No one came to visit her. That night, Sheila lay in the bed with rails, clutching the spoon from her supper tray that she’d concealed beneath the sheet. When the rabbits came again, she would be ready. But they never came. Every squeaking footstep turned out to be a nurse. A regular, real, human nurse, wearing lipstick and smelling like Aqua Net hairspray. Sheila never saw the rabbit nurse or doctor again. Never saw greedy Norma.
Ever since, Sheila’s throat has been on fire. It burns and itches. She knows that it looks to everyone else like a scar. A remnant of something that once had been but now was gone. But Sheila knows different. The mark on her throat is not a reminder of the past but a clue to what is still there: a rope. A rope around her neck like she has been lassoed.
It started as a single thread that she hardly seemed to feel at all. But another thread soon appeared, winding around the first. Then another, and another, twisting together. By fifth grade, the twined threads were as thick as a shoelace. Now, in her senior year of high school, all those fine accumulating fibers have braided themselves into a rope strong enough to hang a man. Or woman.
No one else can see how the rope trails down her back, how it floats out behind her, how it catches on classroom chairs and other people’s waving arms. How it snags on branches and slops in the mud. How sometimes, whoever or whatever holds the other end draws it taut and gives a vicious, reminding yank.
TWO
The Twins with Too Many Teeth
Angie thinks a lot about the end of the world. About globe-destroying mushroom clouds and how to survive when everything she knows has been blown away. About how much better that would be, to have the world erased and to be forced to rely only on her own wits.
She takes down her brother’s hunting jacket from the hook on the back porch. When she puts it on, his dog Sue whines and thumps her tail at Angie’s feet. The coat is too big, the sleeves too long, and Angie rolls back the cuffs at her wrists.
The boys in the movies always have a bandanna tied around their heads, but Angie doesn’t have a bandanna. She finds a worn-out towel in the kitchen, washed almost to holes and the cloth thin enough to fold, and ties that around her forehead. She checks her reflection in a window. Her bangs are scrunched under the cloth.
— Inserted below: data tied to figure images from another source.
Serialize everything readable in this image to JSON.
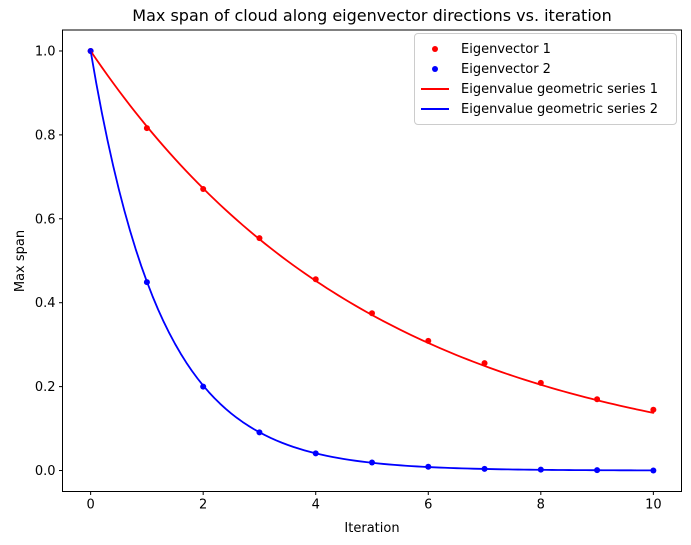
{
  "figure": {
    "background": "#ffffff"
  },
  "chart_data": {
    "type": "line",
    "title": "Max span of cloud along eigenvector directions vs. iteration",
    "xlabel": "Iteration",
    "ylabel": "Max span",
    "xlim": [
      -0.5,
      10.5
    ],
    "ylim": [
      -0.05,
      1.05
    ],
    "xticks": [
      0,
      2,
      4,
      6,
      8,
      10
    ],
    "xtick_labels": [
      "0",
      "2",
      "4",
      "6",
      "8",
      "10"
    ],
    "yticks": [
      0.0,
      0.2,
      0.4,
      0.6,
      0.8,
      1.0
    ],
    "ytick_labels": [
      "0.0",
      "0.2",
      "0.4",
      "0.6",
      "0.8",
      "1.0"
    ],
    "grid": false,
    "legend_position": "upper right",
    "x": [
      0,
      1,
      2,
      3,
      4,
      5,
      6,
      7,
      8,
      9,
      10
    ],
    "series": [
      {
        "name": "Eigenvector 1",
        "type": "scatter",
        "color": "#ff0000",
        "marker": "dot",
        "values": [
          1.0,
          0.816,
          0.671,
          0.554,
          0.456,
          0.375,
          0.309,
          0.256,
          0.209,
          0.17,
          0.145
        ]
      },
      {
        "name": "Eigenvector 2",
        "type": "scatter",
        "color": "#0000ff",
        "marker": "dot",
        "values": [
          1.0,
          0.449,
          0.2,
          0.091,
          0.041,
          0.019,
          0.009,
          0.004,
          0.002,
          0.001,
          0.0
        ]
      },
      {
        "name": "Eigenvalue geometric series 1",
        "type": "line",
        "color": "#ff0000",
        "ratio": 0.82,
        "values": [
          1.0,
          0.82,
          0.672,
          0.551,
          0.452,
          0.371,
          0.304,
          0.249,
          0.204,
          0.168,
          0.137
        ]
      },
      {
        "name": "Eigenvalue geometric series 2",
        "type": "line",
        "color": "#0000ff",
        "ratio": 0.45,
        "values": [
          1.0,
          0.45,
          0.203,
          0.091,
          0.041,
          0.018,
          0.008,
          0.004,
          0.002,
          0.001,
          0.0
        ]
      }
    ]
  }
}
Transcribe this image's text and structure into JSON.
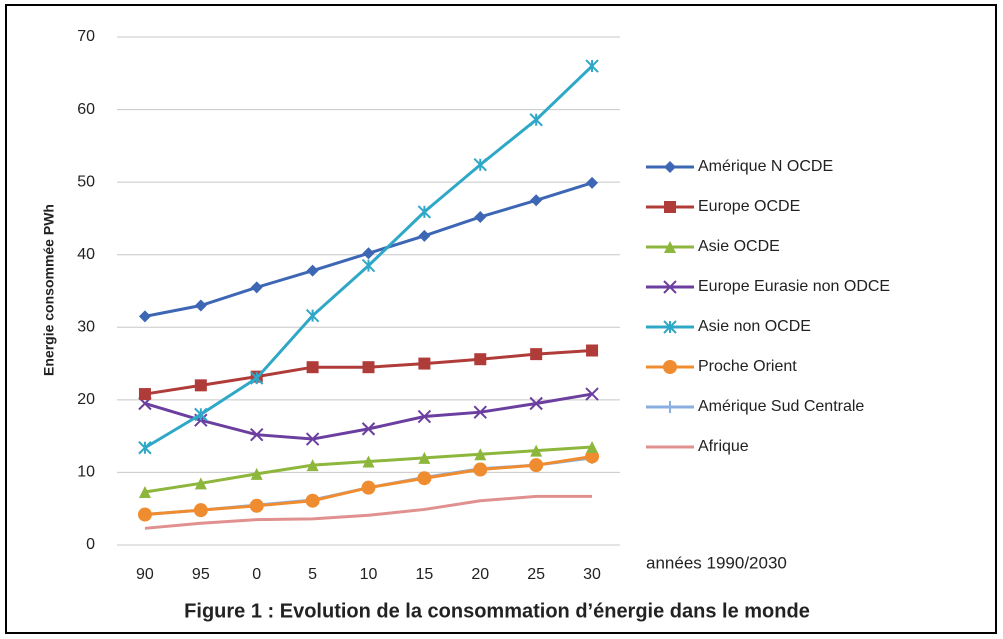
{
  "chart_data": {
    "type": "line",
    "ylabel": "Energie consommée  PWh",
    "annotation": "années 1990/2030",
    "caption": "Figure 1 : Evolution de la consommation  d’énergie dans le monde",
    "categories": [
      "90",
      "95",
      "0",
      "5",
      "10",
      "15",
      "20",
      "25",
      "30"
    ],
    "ylim": [
      0,
      70
    ],
    "yticks": [
      0,
      10,
      20,
      30,
      40,
      50,
      60,
      70
    ],
    "grid": true,
    "legend": "right",
    "series": [
      {
        "name": "Amérique N OCDE",
        "color": "#3d66b5",
        "marker": "diamond",
        "values": [
          31.5,
          33,
          35.5,
          37.8,
          40.2,
          42.6,
          45.2,
          47.5,
          49.9
        ]
      },
      {
        "name": "Europe OCDE",
        "color": "#b03c3a",
        "marker": "square",
        "values": [
          20.8,
          22,
          23.2,
          24.5,
          24.5,
          25,
          25.6,
          26.3,
          26.8
        ]
      },
      {
        "name": "Asie OCDE",
        "color": "#8db63c",
        "marker": "triangle",
        "values": [
          7.3,
          8.5,
          9.8,
          11,
          11.5,
          12,
          12.5,
          13,
          13.5
        ]
      },
      {
        "name": "Europe Eurasie non ODCE",
        "color": "#6b3fa0",
        "marker": "x",
        "values": [
          19.5,
          17.2,
          15.2,
          14.6,
          16,
          17.7,
          18.3,
          19.5,
          20.8
        ]
      },
      {
        "name": "Asie non OCDE",
        "color": "#2fa8c8",
        "marker": "star",
        "values": [
          13.4,
          18,
          23,
          31.6,
          38.5,
          45.9,
          52.4,
          58.6,
          66
        ]
      },
      {
        "name": "Proche Orient",
        "color": "#f08c30",
        "marker": "circle",
        "values": [
          4.2,
          4.8,
          5.4,
          6.1,
          7.9,
          9.2,
          10.4,
          11,
          12.2
        ]
      },
      {
        "name": "Amérique Sud Centrale",
        "color": "#8aaee0",
        "marker": "plus",
        "values": [
          4.2,
          4.8,
          5.5,
          6.2,
          7.9,
          9.3,
          10.5,
          11,
          12
        ]
      },
      {
        "name": "Afrique",
        "color": "#e0908e",
        "marker": "none",
        "values": [
          2.3,
          3,
          3.5,
          3.6,
          4.1,
          4.9,
          6.1,
          6.7,
          6.7
        ]
      }
    ]
  }
}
She pulls them over the top of the towel and finger-combs the strands until they drop over her brow. Better.
Then she is outside and on her guard against the roving gangs of survivors, the mutants, and the Russians. It’s a dangerous world, and every day is a struggle for survival. First, she must find clean water. Angie takes off into the woods, jumping over logs, dodging from tree to tree, crouching behind boulders, heart hammering in her chest. When she reaches the spring, clear water trickling from the cleft in the hillside, vibrant green plants growing at its edges, she rejoices. She is saved. She will survive another day.
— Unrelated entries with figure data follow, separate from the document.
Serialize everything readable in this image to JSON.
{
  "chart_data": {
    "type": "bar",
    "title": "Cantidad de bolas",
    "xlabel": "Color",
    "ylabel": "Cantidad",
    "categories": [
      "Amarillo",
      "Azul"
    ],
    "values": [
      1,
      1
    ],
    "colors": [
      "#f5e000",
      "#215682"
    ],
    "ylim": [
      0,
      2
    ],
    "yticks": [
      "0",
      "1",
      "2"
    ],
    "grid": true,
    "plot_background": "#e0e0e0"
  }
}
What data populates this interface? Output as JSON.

Angie cups her hands and slurps the cold water from her palms. Water achieved, food is her next mission. She zigzags commando-style back to the last house she passed, checks over her shoulder, and ducks into the root cellar. The people who live here are all dead. She has seen their decayed and blistered bodies in this abandoned house. They won’t need these jars of fruits and vegetables lined up on shelves against the stone wall. They won’t mind if she takes them.